その大半はうまく行ったと言ってもよく。アーティファクト含めて押収、確保は済んだと連絡はあった。一方自分はというと、排除自体は達成したものの腹に鉄筋が突き刺さり下手に動けずにいた。
かろうじて幸わといえるのは、即死するようなものではないということで。クソ上司曰く回収班が来るまで待機せざるを得ないことだろう。
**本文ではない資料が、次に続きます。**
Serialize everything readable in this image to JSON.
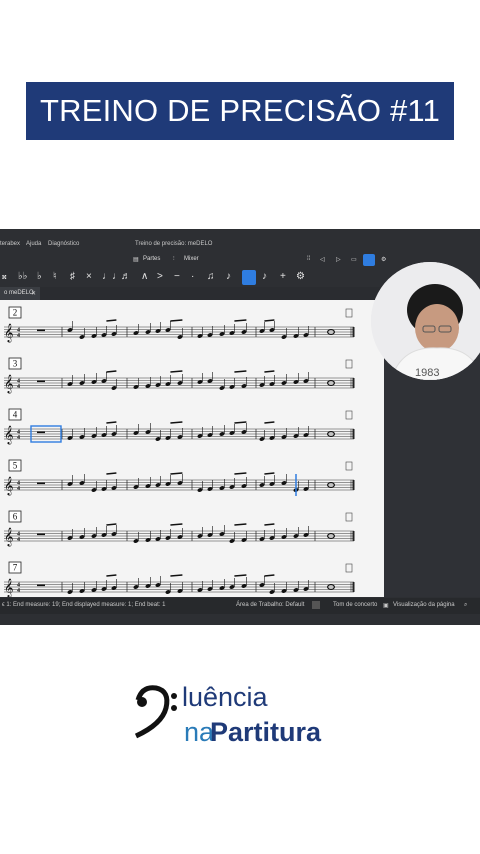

「うぅん………自分で開けば、いや死にますねぇ。ふふふ」
思った以上に冷静なのは、自分が化け物交じりであるせいか、それとも慣れさせる記憶のせいかなんて意味の無いことを考えてしまう。代わりがあるだなんて、懲罰隊として生きると決めた時からわかっていただろうにというところまで思考をめぐらせかけてやめる。それ以上考えると、生きることを手放してしまいそうになりそうだった。
それは、それだけはまだしてはいけない。まだやることがあるから。
「殺すまで生きると、言ってしまいましたからねぇ」
相棒であった彼女にそう約束してしまったのだから、前線から帰って見せる姿は
「ふてぶてしいくらいでなくては、なりませんよねぇ」
そうして意識を失っていく最中、どたどたと足音を聞いた気がした。